As an Amazon Associate I earn from qualifying purchases from

Q&A on the MITRE D3FEND Framework

Everybody within the safety group is conversant in the ATT&CK framework developed by MITRE. ATT&CK, which stands for Adversary, Techniques, Strategies, and Widespread Data, is a complete information base of adversary behaviors utilized by menace actors throughout the menace lifecycle. Whereas ATT&CK takes on the angle of the adversary, there was no documented set of defensive countermeasures, till now. 

On this weblog submit, I speak to Pete Kaloroumakis from MITRE, who has developed the D3FEND framework.


Q: We’ve identified one another for a number of years. Inform us a bit about your background.

Pete Kaloroumakis: I began with expertise once I enlisted in the USA Air Drive. After that I joined Northrop Grumman as a community engineer engaged on large-scale laptop community emulation. I received into and fell in love with analysis and improvement. I might write for hours about that course of, however the web outcome was that I began to construct issues. The primary was a business cybersecurity firm which did malware detection on high-speed networks. I labored on that for six years. Then I got here to MITRE the place my largest focus has been constructing the MITRE D3FEND information graph.

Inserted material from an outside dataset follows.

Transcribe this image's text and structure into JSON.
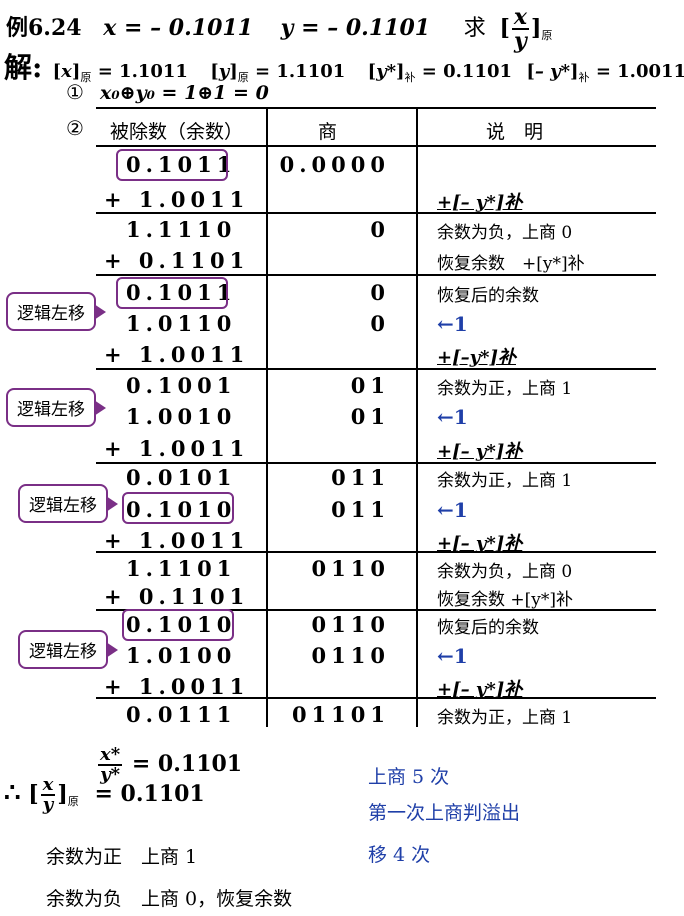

Q: So, MITRE got here up with the ATT&CK framework again in 2013 and each pink groups and blue groups have been utilizing it to categorise assaults and even go as far as to determine the best way to defend towards them. So, how did the concept for D3FEND come alongside?

Pete Kaloroumakis: We work on numerous issues at MITRE, and we do loads of modeling. You usually want abstractions to assist modeling initiatives so that you could be successfully generalize a few area and finally make suggestions or predictions. We got here throughout an issue which required an in depth technical abstraction to explain the expertise utilized by cyber defenders. After some analysis, we have been shocked to seek out that nothing accessible got here near assembly our wants relating to each abstraction and technical element. So, we proposed a analysis challenge to construct what turned D3FEND.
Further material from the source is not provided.